Y mientras prohíben procesiones, financian celebraciones importadas, ajenas y hasta contradictorias con nuestras costumbres -elevándolas como muestras de diversidad-, el nuevo dogma es claro: odiar lo propio, adorar lo ajeno, y culpar al pasado de todos los males presentes.
Se ha convertido nuestra historia en una caricatura grotesca. Se retrata el Imperio como una orgía criminal en lugar de reconocerlo como lo que fue: una de las mayores epopeyas de la civilización humana. Un proyecto que llevó cultura, derecho, lengua, espiritualidad y un concepto de dignidad personal desconocido en buena parte del mundo. Y ahora, aquellos que viven de esa herencia pretenden borrarla de los libros y reducirla a ceniza moral.
La historia se falsifica para manipular el presente. Se glorifica a verdugos y se ridiculiza a quienes edificaron nuestro progreso.
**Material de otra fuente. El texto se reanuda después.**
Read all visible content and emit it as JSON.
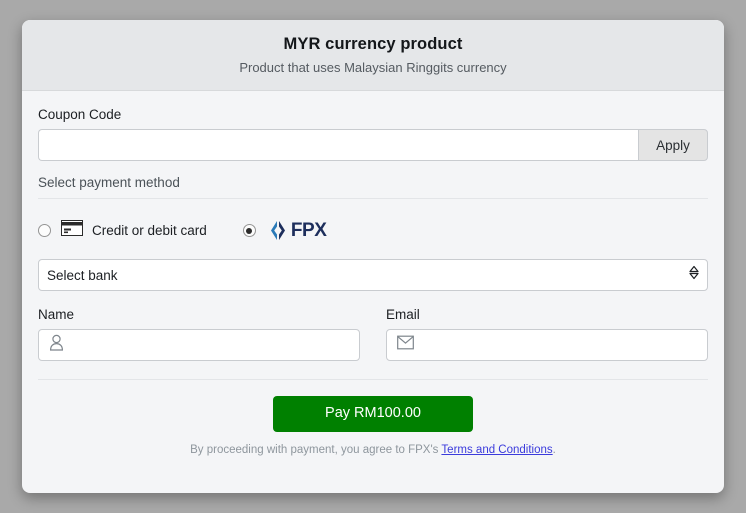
{
  "header": {
    "title": "MYR currency product",
    "subtitle": "Product that uses Malaysian Ringgits currency"
  },
  "coupon": {
    "label": "Coupon Code",
    "value": "",
    "placeholder": "",
    "apply_label": "Apply"
  },
  "payment": {
    "section_label": "Select payment method",
    "methods": [
      {
        "id": "card",
        "label": "Credit or debit card",
        "icon": "credit-card-icon",
        "selected": false
      },
      {
        "id": "fpx",
        "label": "FPX",
        "icon": "fpx-logo-icon",
        "selected": true
      }
    ]
  },
  "bank": {
    "selected_label": "Select bank",
    "options": [
      "Select bank"
    ]
  },
  "name_field": {
    "label": "Name",
    "value": "",
    "placeholder": "",
    "icon": "person-icon"
  },
  "email_field": {
    "label": "Email",
    "value": "",
    "placeholder": "",
    "icon": "envelope-icon"
  },
  "footer": {
    "pay_label": "Pay RM100.00",
    "terms_prefix": "By proceeding with payment, you agree to FPX's ",
    "terms_link": "Terms and Conditions",
    "terms_suffix": "."
  },
  "colors": {
    "pay_button": "#008000",
    "link": "#3b3bdc",
    "fpx_navy": "#1d2e5c",
    "fpx_blue": "#2a7ab8",
    "page_background": "#a9a9a9",
    "card_background": "#f4f5f7",
    "header_background": "#e5e7e9"
  }
}
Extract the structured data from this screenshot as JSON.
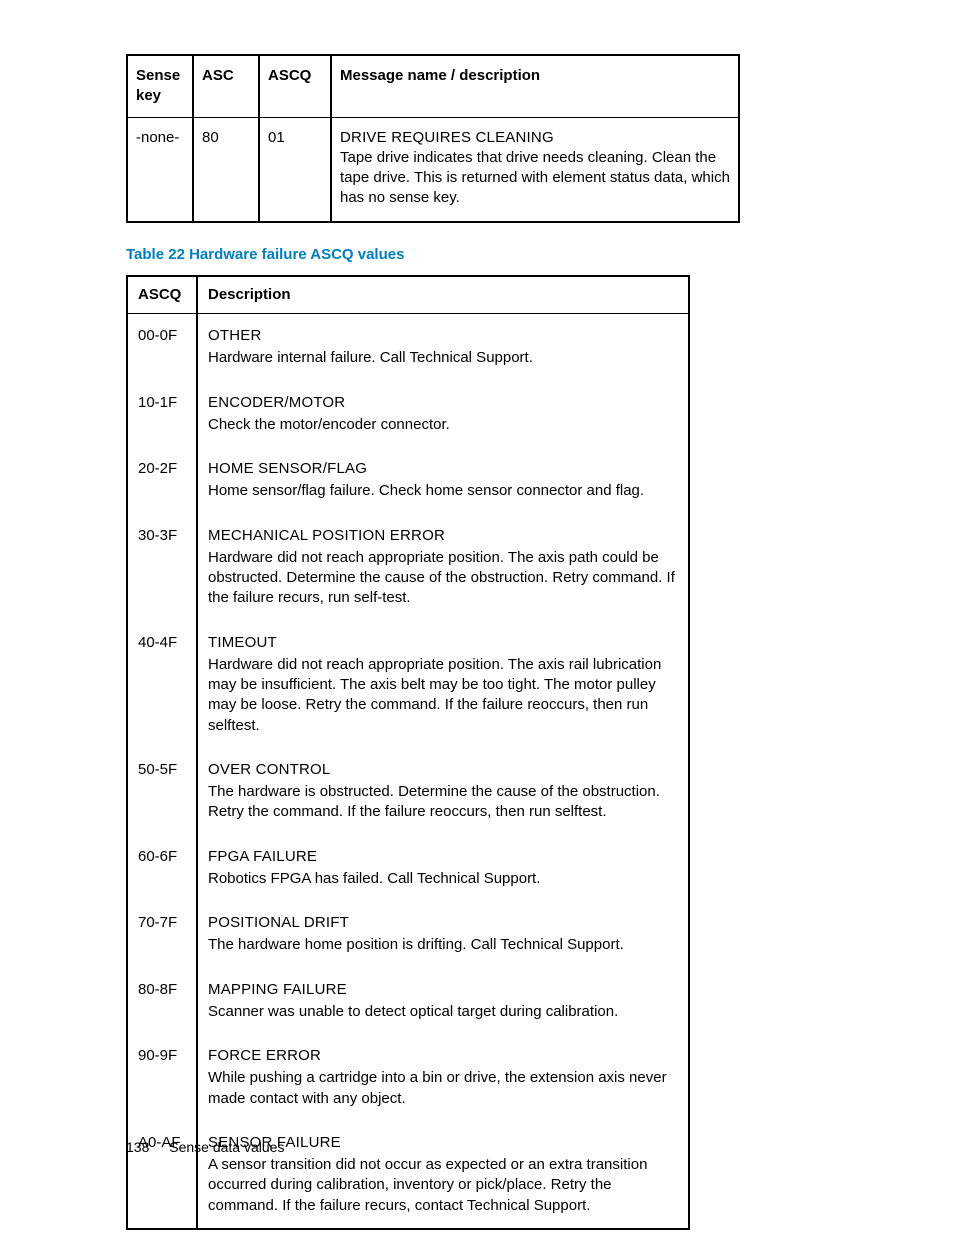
{
  "table1": {
    "headers": {
      "c1": "Sense key",
      "c2": "ASC",
      "c3": "ASCQ",
      "c4": "Message name / description"
    },
    "row": {
      "sense": "-none-",
      "asc": "80",
      "ascq": "01",
      "title": "DRIVE REQUIRES CLEANING",
      "desc": "Tape drive indicates that drive needs cleaning. Clean the tape drive. This is returned with element status data, which has no sense key."
    }
  },
  "caption": "Table 22 Hardware failure ASCQ values",
  "table2": {
    "headers": {
      "c1": "ASCQ",
      "c2": "Description"
    },
    "rows": [
      {
        "ascq": "00-0F",
        "title": "OTHER",
        "desc": "Hardware internal failure. Call Technical Support."
      },
      {
        "ascq": "10-1F",
        "title": "ENCODER/MOTOR",
        "desc": "Check the motor/encoder connector."
      },
      {
        "ascq": "20-2F",
        "title": "HOME SENSOR/FLAG",
        "desc": "Home sensor/flag failure. Check home sensor connector and flag."
      },
      {
        "ascq": "30-3F",
        "title": "MECHANICAL POSITION ERROR",
        "desc": "Hardware did not reach appropriate position. The axis path could be obstructed. Determine the cause of the obstruction. Retry command. If the failure recurs, run self-test."
      },
      {
        "ascq": "40-4F",
        "title": "TIMEOUT",
        "desc": "Hardware did not reach appropriate position. The axis rail lubrication may be insufficient. The axis belt may be too tight. The motor pulley may be loose. Retry the command. If the failure reoccurs, then run selftest."
      },
      {
        "ascq": "50-5F",
        "title": "OVER CONTROL",
        "desc": "The hardware is obstructed. Determine the cause of the obstruction. Retry the command. If the failure reoccurs, then run selftest."
      },
      {
        "ascq": "60-6F",
        "title": "FPGA FAILURE",
        "desc": "Robotics FPGA has failed. Call Technical Support."
      },
      {
        "ascq": "70-7F",
        "title": "POSITIONAL DRIFT",
        "desc": "The hardware home position is drifting. Call Technical Support."
      },
      {
        "ascq": "80-8F",
        "title": "MAPPING FAILURE",
        "desc": "Scanner was unable to detect optical target during calibration."
      },
      {
        "ascq": "90-9F",
        "title": "FORCE ERROR",
        "desc": "While pushing a cartridge into a bin or drive, the extension axis never made contact with any object."
      },
      {
        "ascq": "A0-AF",
        "title": "SENSOR FAILURE",
        "desc": "A sensor transition did not occur as expected or an extra transition occurred during calibration, inventory or pick/place. Retry the command. If the failure recurs, contact Technical Support."
      }
    ]
  },
  "footer": {
    "page": "138",
    "section": "Sense data values"
  }
}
Se reabren heridas que estaban cicatrizadas desde hace décadas solo porque a ciertos partidos les interesa una sociedad fracturada, confrontada y así más dócil.
Un pueblo enfrentado se controla con facilidad; un pueblo orgulloso de su trayectoria, es un pueblo unido por su identidad; y eso es un problema para un gobierno de perfil destructor comunista.
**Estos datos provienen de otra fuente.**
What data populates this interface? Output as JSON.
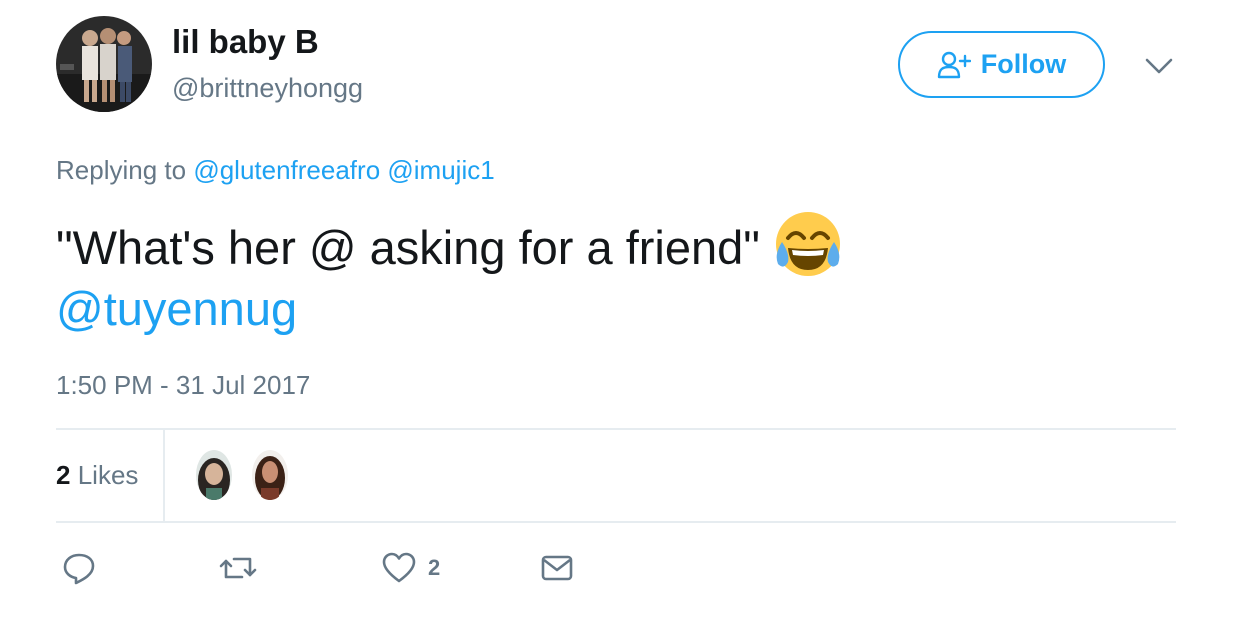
{
  "tweet": {
    "display_name": "lil baby B",
    "handle": "@brittneyhongg",
    "follow_label": "Follow",
    "replying_prefix": "Replying to",
    "reply_mentions": [
      "@glutenfreeafro",
      "@imujic1"
    ],
    "text_line1": "\"What's her @ asking for a friend\"",
    "emoji": "face-with-tears-of-joy",
    "text_mention": "@tuyennug",
    "timestamp": "1:50 PM - 31 Jul 2017"
  },
  "stats": {
    "likes_count": "2",
    "likes_label": "Likes"
  },
  "actions": {
    "like_count": "2"
  },
  "icons": {
    "follow": "follow-user-plus-icon",
    "caret": "chevron-down-icon",
    "reply": "reply-bubble-icon",
    "retweet": "retweet-icon",
    "like": "heart-icon",
    "dm": "envelope-icon"
  },
  "colors": {
    "accent": "#1da1f2",
    "text": "#14171a",
    "muted": "#657786",
    "divider": "#e6ecf0"
  }
}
Mientras tanto, se fomenta la fragmentación autonómica, se pisotea la bandera, se silba el himno, se ridiculiza a los jueces, se anulan sentencias, se conceden indultos, se obstruye la justicia y se cuestiona la unidad territorial con la misma indiferencia con que se derriba una catedral. Todo en nombre de la “pluralidad”, palabra prostituida para disfrazar la demolición de lo que nos une para imponer una dictadura férrea en paulatino avance.
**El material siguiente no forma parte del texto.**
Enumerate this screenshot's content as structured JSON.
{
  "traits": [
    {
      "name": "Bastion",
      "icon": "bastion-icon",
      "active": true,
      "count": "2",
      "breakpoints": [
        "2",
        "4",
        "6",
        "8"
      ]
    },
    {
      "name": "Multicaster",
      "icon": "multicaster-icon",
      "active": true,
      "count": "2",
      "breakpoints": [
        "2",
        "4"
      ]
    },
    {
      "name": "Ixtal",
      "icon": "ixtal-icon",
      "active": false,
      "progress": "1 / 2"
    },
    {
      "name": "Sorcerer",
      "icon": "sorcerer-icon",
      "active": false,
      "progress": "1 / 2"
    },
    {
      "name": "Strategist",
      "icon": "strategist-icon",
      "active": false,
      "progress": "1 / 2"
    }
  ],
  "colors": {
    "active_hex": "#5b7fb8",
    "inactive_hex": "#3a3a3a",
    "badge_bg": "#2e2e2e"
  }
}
La inmigración ilegal, vital para sumar votos sanchistas es otra amenaza, como lo es una política débil, acomplejada y oportunista que se avergüenza de exigir integración y respeto como le ocurre al camaleón lider del Pp.
Un país que no se respeta a sí mismo no puede pedir respeto a nadie. Pero nuestros gobernantes han preferido abdicar de su responsabilidad moral y sustituir educación por ideología, cultura por culpa, y memoria por propaganda amparados por unas Instituciones invadidas y unos personajes dirigentes afines con la demolición de la España que venció la tragedia.
España no tiene que pedir perdón. Tiene que recordar quién es. Fue un faro para el mundo, cuna de una lengua universal, creadora de un imperio cultural sin precedentes. Hoy, sin embargo, corre el riesgo de convertirse en un laboratorio de ingeniería social donde la tradición molesta, la patria estorba y los símbolos se desprecian.
Porque un pueblo que olvida sus raíces firma su sentencia de muerte.
Defender la Navidad, la Semana Santa, el santoral, la bandera y el himno no es nostalgia: es preservar la identidad sin la cual no existe nación. Y si la clase política ha decidido abandonar esa tarea, debería ser el pueblo quien la tome.
Y que nadie se sorprenda cuando en pocos años veamos alcaldes islamistas imponiendo sus ceremonias y prohibiendo las nuestras; o cuando el fenómeno woke, el lenguaje no binario y wl lobby lgtbiq+ conviertan nuestras tradiciones en delito moral. Todo financiado, cómo no, por los mismos grupos económicos y geopolíticos interesados en desarticular las culturas fuertes, romper identidades y comprar voluntades en las altas esferas.
Al final, la batalla no es solo cultural ni política: es civilizatoria. Y quienes manejan el tablero saben que un país sin memoria, confrontado y lleno de chiringuitos comprados para llegar más lejos, es un país sin defensa.